Nyquist and Shannon's Sampling Theorems
The Nyquist theorem concerns digital sampling of a continuous time analog waveform, while Shannon’s Sampling theorem concerns the creation of a continuous time analog waveform from digital, discrete samples.
Nyquist Theorem
The Nyquist theorem states that an analog signal must be sampled at least twice as fast as the bandwidth of the signal to accurately reconstruct the waveform; otherwise, the high-frequency content creates an alias at a frequency inside the spectrum of interest (passband). An alias is a false lower frequency component that appears in sampled data acquired at too low a sampling rate. The following figure shows a 5 MHz sine wave digitized by a 6 MS/s analog-to-digital converter (ADC). In this figure, the solid line represents the sine wave being digitized, while the dotted line represents the aliased signal recorded by the ADC at that sample rate.
The 5 MHz frequency aliases back in the passband, falsely appearing as a 1 MHz sine wave.

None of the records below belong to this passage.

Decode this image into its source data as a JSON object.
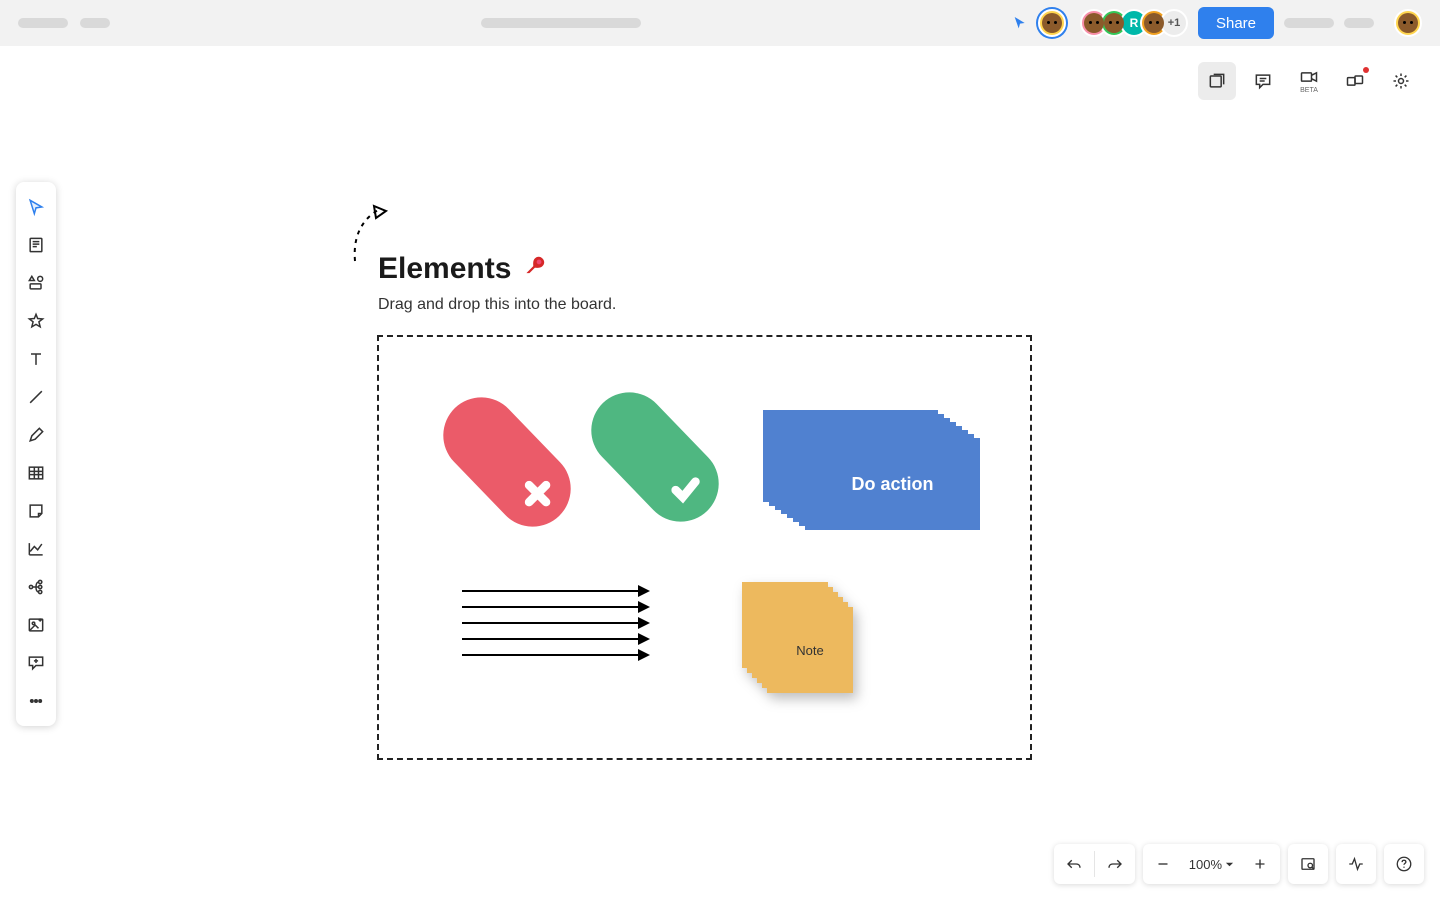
{
  "topbar": {
    "share_label": "Share",
    "overflow_count": "+1"
  },
  "right_controls": {
    "beta_label": "BETA"
  },
  "canvas": {
    "title": "Elements",
    "subtitle": "Drag and drop this into the board.",
    "blue_card_label": "Do action",
    "note_label": "Note",
    "arrow_count": 5,
    "blue_card_stack_count": 8,
    "note_stack_count": 6
  },
  "bottombar": {
    "zoom_label": "100%"
  },
  "colors": {
    "accent_blue": "#2f80ed",
    "pill_red": "#eb5b69",
    "pill_green": "#4fb781",
    "card_blue": "#5081d0",
    "note_orange": "#edb95e"
  }
}
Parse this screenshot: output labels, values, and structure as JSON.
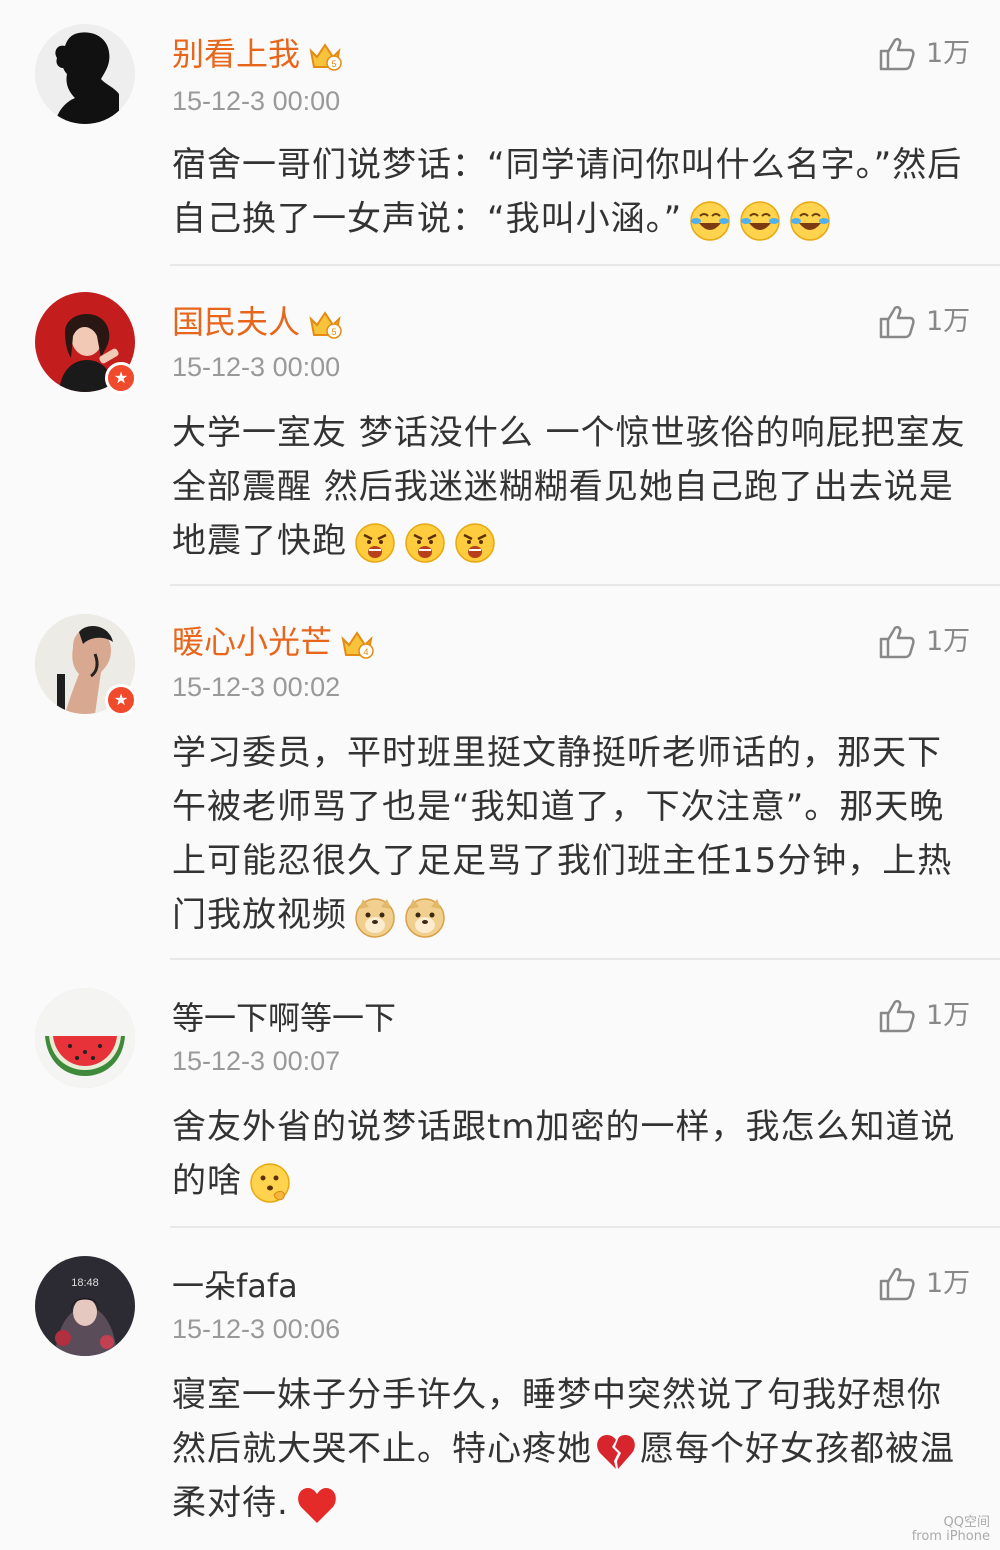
{
  "comments": [
    {
      "username": "别看上我",
      "vip": "5",
      "timestamp": "15-12-3 00:00",
      "likes": "1万",
      "text": "宿舍一哥们说梦话：“同学请问你叫什么名字。”然后自己换了一女声说：“我叫小涵。”",
      "emoji": [
        "laugh-cry",
        "laugh-cry",
        "laugh-cry"
      ]
    },
    {
      "username": "国民夫人",
      "vip": "5",
      "timestamp": "15-12-3 00:00",
      "likes": "1万",
      "text": "大学一室友 梦话没什么 一个惊世骇俗的响屁把室友全部震醒 然后我迷迷糊糊看见她自己跑了出去说是地震了快跑",
      "emoji": [
        "angry",
        "angry",
        "angry"
      ]
    },
    {
      "username": "暖心小光芒",
      "vip": "4",
      "timestamp": "15-12-3 00:02",
      "likes": "1万",
      "text": "学习委员，平时班里挺文静挺听老师话的，那天下午被老师骂了也是“我知道了，下次注意”。那天晚上可能忍很久了足足骂了我们班主任15分钟，上热门我放视频",
      "emoji": [
        "doge",
        "doge"
      ]
    },
    {
      "username": "等一下啊等一下",
      "vip": "",
      "timestamp": "15-12-3 00:07",
      "likes": "1万",
      "text": "舍友外省的说梦话跟tm加密的一样，我怎么知道说的啥",
      "emoji": [
        "thinking"
      ]
    },
    {
      "username": "一朵fafa",
      "vip": "",
      "timestamp": "15-12-3 00:06",
      "likes": "1万",
      "text_a": "寝室一妹子分手许久，睡梦中突然说了句我好想你然后就大哭不止。特心疼她",
      "text_b": "愿每个好女孩都被温柔对待.",
      "emoji": [
        "broken-heart",
        "heart"
      ]
    }
  ],
  "watermark": {
    "line1": "QQ空间",
    "line2": "from iPhone"
  },
  "colors": {
    "vip_name": "#e8661c",
    "timestamp": "#999999",
    "badge": "#f04a2c"
  }
}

Shannon’s Sampling Theorem
Shannon’s Sampling theorem states that a digital waveform must be updated at least twice as fast as the bandwidth of the signal to be accurately generated. The same image that was used for the Nyquist example can be used to demonstrate Shannon’s Sampling theorem. The following figure shows a desired 5 MHz sine wave generated by a 6 MS/s DAC. The solid line represents the desired waveform, and the arrows represent the digitized samples that are available to recreate the continuous time 5 MHz sine wave. The dotted line indicates the signal that would be seen, for example, with an oscilloscope at the output of a DAC.
In this case, the high–frequency sine wave is the desired signal, but was severely undersampled by only being generated by a 6 MS/s DAC; the actual resulting waveform is a 1 MHz signal.
In systems where you want to generate accurate signals using sampled data, the sampling rate must be set high enough to prevent aliasing.